PHILIP HARDMAN was a tax expert. He also possessed that most elusive and awesome of talents - the ability to combine a supreme technical mastery of his subject with the facility to demystify it for the man in the street. One of the greatest authorities in his field, he will also be remembered as one of life's natural communicators.
He was a familar figure to BBC audiences. As the resident tax expert, he was part of David Dimbleby's television panel of annual Budget commentators, while Radio 4 listeners regularly tuned in to Money Box to hear him dispense down-to-earth advice on how to sort out their personal tax problems.
To hammer his points home, Hardman created a whole world of mythical people - complete with age, habits and life histories - whose turn it was to be blessed by the Chancellor. He was well aware of the power of fun in helping to dispel fears.
As Senior Tax Partner at Grant Thornton, where I am Managing Partner, and as holder of several senior posts at the Institute of Chartered Accountants in England and Wales (ICAEW), Hardman was for a quarter of a century at the forefront of debate on the UK taxation system. He was a regular and highly respected adviser to government and in 1992 was appointed to the DTI Deregulation Advisory Panel by the then City Minister John Redwood. A tireless campaigner for simplification of the tax system, he was able to combine a delight in complexity with a desire to make things easier for the layman.
He once told me how he first became interested in numbers. As a child in Bolton, he used to watch his father entering family expenditure details in a ledger. The figures and the patterns they made on the paper had a powerful, almost magical, effect on him. Apparently, a similar experience happened to the composer Benjamin Britten, and it was this fascination with dots on a stave which ultimately helped Britten to write music.
After attneding Bolton Grammar School and taking articles locally, Hardman joined Cooper Brothers (now Coopers and Lybrand). He joined Grant Thornton in 1961, based first in Leicester and then in London. In 1978 he became Chairman of the UK Taxation Committee at the ICAEW, and in 1991 was a founder member of its Faculty of Taxation. Last year Hardman's standing was recognised by Nottingham University, which appointed him Special Professor in the School of Management and Finance.

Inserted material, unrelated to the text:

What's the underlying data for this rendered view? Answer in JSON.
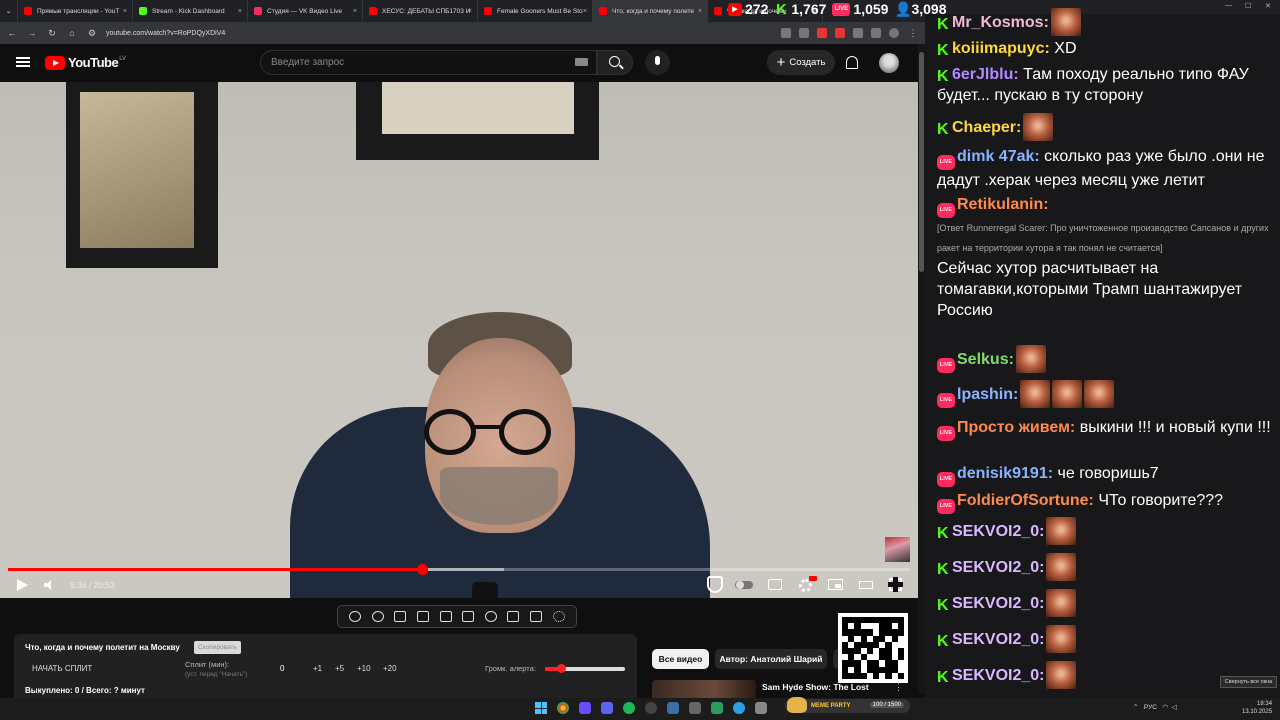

As a lecturer he was in great demand, and would delight audiences by introducing music-hall irreverence to the proceedings, on occasions even stage-managing fake telephone calls of complaint from the Chancellor. Broadcasting was to him simply another medium in which he could convey his knowledge and enthusiasm. However he realised early on that he had to play by the rules of the game. Apparently, when auditioned by BBC Television he was appalled to learn that the person before him had spent two horrifying minutes of silence consulting a calculator when asked for a snap assessment - a mistake he would never have made.
Hardman undertook valuable pioneering work for several disaster funds such as the Hillsborough crowd disaster and the Bradford FC fire. In his spare time, when not travelling the UK lecturing, he wrote and regularly updated what he regarded as his key achievement - the now standard reference work Hardman on Tax in Business (1985).
Philip Hardman was a perfectionist who simply could not understand why shoddiness should exist and expected the highest standards from those who worked for him, but in social situations he was witty and playful. Bluff, lovable and mischievous, he commanded extraordinary loyalty. He set the highest of standards for the next generation of tax consultants and that is a legacy with which he would have been proud. He was a loving husband to his wife Rosemary and to his three daughters, Sue, Caroline and Rachael.